Each of the seven different technology platforms he’s focusing on — from 3D printing to better create products at the site of care, to data analytics, where J&J is building a veritable “census” of information on patient history and treatments, for example — could result in exponential improvements in patient care.
That’s the sense of what’s possible from the technology perspective. But there’s more. For years, J&J has thrived in a decentralized model, but leadership has driven a mandate to take advantage of its scope and scale to ensure that technology is a competitive advantage for all of its companies.
With that comes the need for speed, for better partnership across functions, and an increased focus on efficiency and consistency in the IT operation. At the beginning of his tenure at J&J, McGuigan focused on operational improvements, and, more recently, he led the implementation of DevOps and building a more agile culture to deliver those on those needs.

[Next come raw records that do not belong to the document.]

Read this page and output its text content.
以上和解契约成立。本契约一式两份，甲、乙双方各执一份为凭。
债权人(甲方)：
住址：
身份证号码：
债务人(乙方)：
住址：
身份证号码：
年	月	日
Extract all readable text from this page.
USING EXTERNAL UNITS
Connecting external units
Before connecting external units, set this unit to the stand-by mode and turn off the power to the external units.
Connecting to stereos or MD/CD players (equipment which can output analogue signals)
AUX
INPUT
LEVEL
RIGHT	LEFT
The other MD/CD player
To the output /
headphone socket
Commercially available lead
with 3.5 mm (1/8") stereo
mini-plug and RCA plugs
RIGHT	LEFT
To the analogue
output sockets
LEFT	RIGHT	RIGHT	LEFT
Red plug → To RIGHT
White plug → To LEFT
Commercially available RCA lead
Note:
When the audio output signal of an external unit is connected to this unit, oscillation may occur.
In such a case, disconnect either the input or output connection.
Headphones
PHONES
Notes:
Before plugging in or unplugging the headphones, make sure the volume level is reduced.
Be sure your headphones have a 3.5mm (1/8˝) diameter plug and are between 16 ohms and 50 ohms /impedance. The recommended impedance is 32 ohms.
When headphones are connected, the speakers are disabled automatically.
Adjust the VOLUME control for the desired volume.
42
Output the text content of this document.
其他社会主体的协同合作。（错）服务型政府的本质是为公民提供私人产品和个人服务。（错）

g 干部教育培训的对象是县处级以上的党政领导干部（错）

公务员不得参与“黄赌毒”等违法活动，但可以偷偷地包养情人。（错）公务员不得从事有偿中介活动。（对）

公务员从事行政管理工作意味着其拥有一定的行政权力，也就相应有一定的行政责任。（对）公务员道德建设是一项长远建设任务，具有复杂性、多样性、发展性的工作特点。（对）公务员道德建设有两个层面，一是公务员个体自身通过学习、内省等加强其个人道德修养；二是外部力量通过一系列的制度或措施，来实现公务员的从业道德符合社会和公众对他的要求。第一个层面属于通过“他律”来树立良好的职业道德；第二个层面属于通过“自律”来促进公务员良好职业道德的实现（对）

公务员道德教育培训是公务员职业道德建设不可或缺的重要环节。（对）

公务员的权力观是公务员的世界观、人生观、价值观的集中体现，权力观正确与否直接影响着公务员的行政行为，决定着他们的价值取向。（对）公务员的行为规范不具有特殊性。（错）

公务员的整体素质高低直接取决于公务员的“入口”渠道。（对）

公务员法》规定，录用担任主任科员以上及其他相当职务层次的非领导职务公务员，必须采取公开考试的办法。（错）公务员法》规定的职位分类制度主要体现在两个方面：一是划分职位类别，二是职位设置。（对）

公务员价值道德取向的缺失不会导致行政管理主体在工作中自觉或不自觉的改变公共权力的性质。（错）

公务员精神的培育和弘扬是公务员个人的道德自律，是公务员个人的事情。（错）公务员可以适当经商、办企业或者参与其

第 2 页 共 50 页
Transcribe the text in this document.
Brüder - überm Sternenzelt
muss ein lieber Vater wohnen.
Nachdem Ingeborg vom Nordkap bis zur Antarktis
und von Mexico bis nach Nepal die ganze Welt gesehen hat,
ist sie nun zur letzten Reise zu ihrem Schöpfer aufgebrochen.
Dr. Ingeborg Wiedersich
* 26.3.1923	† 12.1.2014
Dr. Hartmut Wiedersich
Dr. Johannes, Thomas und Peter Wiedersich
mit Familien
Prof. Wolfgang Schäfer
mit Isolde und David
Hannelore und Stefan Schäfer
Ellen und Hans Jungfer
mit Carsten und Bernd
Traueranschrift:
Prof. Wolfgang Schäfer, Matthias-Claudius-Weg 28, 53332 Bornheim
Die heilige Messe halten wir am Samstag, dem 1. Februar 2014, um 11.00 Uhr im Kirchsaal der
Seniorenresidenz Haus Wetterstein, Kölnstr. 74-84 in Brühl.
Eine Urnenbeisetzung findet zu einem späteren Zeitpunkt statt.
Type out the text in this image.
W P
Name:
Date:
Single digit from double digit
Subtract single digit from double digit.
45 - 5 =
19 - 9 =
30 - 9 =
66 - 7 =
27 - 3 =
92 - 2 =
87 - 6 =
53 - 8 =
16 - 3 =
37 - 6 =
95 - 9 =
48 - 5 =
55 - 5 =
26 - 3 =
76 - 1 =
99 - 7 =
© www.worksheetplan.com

“Through consistency in execution, we get speed. And where we get speed, we get improved value,” McGuigan said. “And through standardization, we get consistency, we get quality, we improve delivery on all dimensions.”
To help the company reach its aspirations in digital health, McGuigan has set goals for moving 85 percent of workloads to the cloud or cloud-based technologies by 2018, and in the same timeframe, to sunset, consolidate or move to SaaS approximately 40 percent of applications.
According to McGuigan, they’re ahead of schedule on those dimensions—and in implementing critical new technologies — but there’s still heavy lifting to be done in terms of scaling technology capabilities across the operating companies.
He also sees an increased appetite for change. Earlier in his tenure, McGuigan was pushing for change, but now he sees more of a pull. “We’ve been managing the rate of change capacity, as opposed to trying to push for change from the top-down,” McGuigan said. “Where people are driving their own change, and they’re seeing the benefits of what they’re doing, and they’re seeing improvements in our ability to deliver IT capabilities to our businesses and customers, that’s motivation in and of itself.”
Taking measure of McGuigan’s enormous responsibilities at J&J, it reminds us of a similarly hefty challenge he faced in a previous role. In late 2009, reflecting on the merger that created CVS Caremark (where he served as CIO until 2012), McGuigan highlighted how IT played an integral role in the combined company’s success well before the transaction took place. The vision for the new company, he explained, was to bring together all critical touch-points in the pharmacy ecosystem, from drug stores to retail clinics to customer call centers, and IT would be a major driver.
That merger developed a new business model for the pharmacy business, drastically transforming the industry in its wake. McGuigan is now embarking on a journey to transform J&J in many similar ways—capitalizing not only on his vast experience in leading change, but technology’s capacity to uphold J&J’s longstanding legacy of putting patients and practitioners first.